By inputing the desired pixel height of the project, it would automatically rescale all 130+ other coordinates in proportion
 But that left it oriented in the corner, which I thought might leave an ugly projection falloff if the masked off extra bits all fell on one side of the image. So I did a little pushMatrix()/popMatrix() translation magic and coded some black rectangles that would automatically center the image and mask off the exterior falloff.

centered

centered and masked
Done and done! Now to make this thing exist in physical space...

Construction


In keeping with the theme of ambiguous interior/exterior relationships from Without_Within, I thought it might be an interesting format to build the "window" to look like a light box, but with the light coming from without rather than within (via projection). So I visited my local art supply store (Home Depot) and picked up some wood and plexiglass.

I also had the presence of mind, having fought with countless pedestals and projector mounts in the past, to finally spring for some right angle clamps and a nail gun. ...I'm not actually sure how I managed to get this far without them, really!
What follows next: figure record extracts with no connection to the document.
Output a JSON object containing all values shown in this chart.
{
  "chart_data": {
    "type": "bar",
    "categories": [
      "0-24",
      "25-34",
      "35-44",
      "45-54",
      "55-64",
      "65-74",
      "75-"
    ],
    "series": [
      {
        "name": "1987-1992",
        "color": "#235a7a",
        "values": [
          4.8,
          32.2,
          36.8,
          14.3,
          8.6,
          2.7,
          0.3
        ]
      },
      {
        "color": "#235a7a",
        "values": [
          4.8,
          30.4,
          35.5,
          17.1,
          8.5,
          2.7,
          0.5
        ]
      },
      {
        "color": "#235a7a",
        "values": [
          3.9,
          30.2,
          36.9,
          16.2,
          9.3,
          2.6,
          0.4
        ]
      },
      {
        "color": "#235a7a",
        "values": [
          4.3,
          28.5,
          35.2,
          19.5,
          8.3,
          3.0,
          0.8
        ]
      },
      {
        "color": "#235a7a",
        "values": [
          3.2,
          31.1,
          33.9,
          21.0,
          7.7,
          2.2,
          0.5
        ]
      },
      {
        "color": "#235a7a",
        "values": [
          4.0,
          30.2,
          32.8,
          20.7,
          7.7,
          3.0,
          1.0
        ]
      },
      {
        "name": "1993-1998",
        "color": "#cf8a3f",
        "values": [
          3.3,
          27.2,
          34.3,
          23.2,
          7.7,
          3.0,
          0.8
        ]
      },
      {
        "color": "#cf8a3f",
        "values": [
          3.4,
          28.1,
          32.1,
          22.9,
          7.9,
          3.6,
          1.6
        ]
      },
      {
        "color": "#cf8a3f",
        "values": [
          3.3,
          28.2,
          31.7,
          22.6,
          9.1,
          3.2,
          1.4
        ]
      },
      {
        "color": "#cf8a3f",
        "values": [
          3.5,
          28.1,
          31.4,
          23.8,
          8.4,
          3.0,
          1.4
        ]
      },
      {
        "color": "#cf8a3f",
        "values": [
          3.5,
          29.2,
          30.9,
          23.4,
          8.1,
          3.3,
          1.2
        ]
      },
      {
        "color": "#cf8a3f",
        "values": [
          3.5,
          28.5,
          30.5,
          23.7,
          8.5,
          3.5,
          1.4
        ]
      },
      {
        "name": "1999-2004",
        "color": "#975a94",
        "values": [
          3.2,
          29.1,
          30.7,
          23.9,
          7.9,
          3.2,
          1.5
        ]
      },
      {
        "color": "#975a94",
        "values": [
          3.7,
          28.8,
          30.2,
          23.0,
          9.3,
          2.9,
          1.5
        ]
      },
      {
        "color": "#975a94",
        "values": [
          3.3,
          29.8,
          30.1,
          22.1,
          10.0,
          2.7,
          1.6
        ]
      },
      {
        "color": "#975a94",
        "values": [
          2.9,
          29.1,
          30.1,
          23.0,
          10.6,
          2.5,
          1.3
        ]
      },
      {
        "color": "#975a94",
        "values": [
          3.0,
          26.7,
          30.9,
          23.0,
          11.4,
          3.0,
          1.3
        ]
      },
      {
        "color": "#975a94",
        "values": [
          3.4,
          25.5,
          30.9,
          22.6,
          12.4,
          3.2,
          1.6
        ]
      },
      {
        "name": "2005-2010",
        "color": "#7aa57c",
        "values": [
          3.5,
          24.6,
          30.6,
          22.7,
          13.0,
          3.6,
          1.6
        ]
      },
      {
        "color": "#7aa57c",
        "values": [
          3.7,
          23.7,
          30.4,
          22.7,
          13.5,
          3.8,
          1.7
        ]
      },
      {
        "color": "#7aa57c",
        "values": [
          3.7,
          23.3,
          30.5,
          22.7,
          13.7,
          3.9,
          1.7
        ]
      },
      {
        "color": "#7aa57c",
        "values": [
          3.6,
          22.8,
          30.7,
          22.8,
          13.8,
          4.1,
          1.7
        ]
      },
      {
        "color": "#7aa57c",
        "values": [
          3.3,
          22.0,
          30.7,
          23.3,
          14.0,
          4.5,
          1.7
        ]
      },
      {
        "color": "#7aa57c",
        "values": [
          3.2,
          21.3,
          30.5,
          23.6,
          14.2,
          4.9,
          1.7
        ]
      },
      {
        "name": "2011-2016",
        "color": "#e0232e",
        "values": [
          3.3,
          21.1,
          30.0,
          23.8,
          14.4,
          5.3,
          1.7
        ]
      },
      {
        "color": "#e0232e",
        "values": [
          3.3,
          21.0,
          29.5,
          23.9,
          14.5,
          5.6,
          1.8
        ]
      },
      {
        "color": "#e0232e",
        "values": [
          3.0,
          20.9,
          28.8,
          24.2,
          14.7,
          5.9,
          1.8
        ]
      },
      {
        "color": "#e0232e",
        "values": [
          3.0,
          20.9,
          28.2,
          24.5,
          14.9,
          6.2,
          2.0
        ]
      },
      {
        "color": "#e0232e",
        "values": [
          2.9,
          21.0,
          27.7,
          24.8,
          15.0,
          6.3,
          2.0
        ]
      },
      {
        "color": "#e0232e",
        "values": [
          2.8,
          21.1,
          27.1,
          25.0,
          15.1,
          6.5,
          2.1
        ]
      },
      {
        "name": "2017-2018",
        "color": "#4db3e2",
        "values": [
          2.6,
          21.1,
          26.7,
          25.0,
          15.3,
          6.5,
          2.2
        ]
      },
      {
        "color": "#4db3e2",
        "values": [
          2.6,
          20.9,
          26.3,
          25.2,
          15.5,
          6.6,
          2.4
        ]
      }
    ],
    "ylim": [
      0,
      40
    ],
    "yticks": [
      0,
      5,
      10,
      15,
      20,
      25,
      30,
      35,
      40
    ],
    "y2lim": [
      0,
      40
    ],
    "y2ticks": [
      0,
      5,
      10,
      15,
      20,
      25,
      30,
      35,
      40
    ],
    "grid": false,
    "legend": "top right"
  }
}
constructing the front lip of the frame that would hold in the plexi

Insert Tim the Toolman Taylor grunt

I don't know why, but I've always found joint compound to be the most satisfying part of a woodworking project!
I frosted the glass and put it on top of a white masonite board in order to get as crisp and bright a projection surface as possible, but wanted to make sure to retain the gloss of the plexi to make it feel distinctly like something between a window and a screen.

Flipping the frame face down, I laid down the plexi and masonite and fixed them in place with some handy glazier points I had left over from framing a drawing, and then reinforced the whole shebang with a wooden crossbar pressing it all down flat.


And finally I primed and painted it, and wired the back for hanging!


A side note - I'm always looking for those interesting accidental properties of a project that can turn into further studio experiments - as I tested out my new light box projection screen, I found this nice double image oddity when projecting through the frosted plexi floated a distance above the white surface behind it:



Install


Back at the gallery, it was go time. Time for me to put all this on-the-fly scalability to the test. The first task was to set up the Kinect sensor in the corner of the room where it could view people's interactions, and get all the wiring neatly in place. With that in place, Paul was nice enough to help build a projector mount that would accommodate the odd ceiling.

suspended by cargo straps from the AC ducts and a makeshift scenery rail, it comfortably holds my projector and Mac Mini, along with al the wiring and some glued wooden shims to get the right downward angle.

Kinect hidden in the right corner, Lightbox frame and drawings ready to be hung 

As it turned out, my scalable projection not only worked perfectly, but was entirely unnecessary! I was able to keystone correct the image to fit it to the frame perfectly without ever having to touch the proportions of the imagery itself! Oh well, at least I now have a strategy for the future!

W(ith)indow 2 in its final form!



The imagery consists of recursive repetitions (as if in a two way glass "infinity mirror") captured from 3 zones of physical space within the gallery. Conceptually, I was interested in the idea of visually de-centering the recursive images, as if pulling the center of the self outside of the self and giving the viewer a perspective (or multiple perspectives) outside of himself. Then the colors of each viewer can commingle in a relational enactment of digital color theory. The self become located within and without, intermixed with the selves of others. The viewer stands both inside and outside the window, both inside the light box and outside depending on wether the inside is demarcated by the frame or by the source of the light.





I hope you'll be able to come experience it in person at the exhibition!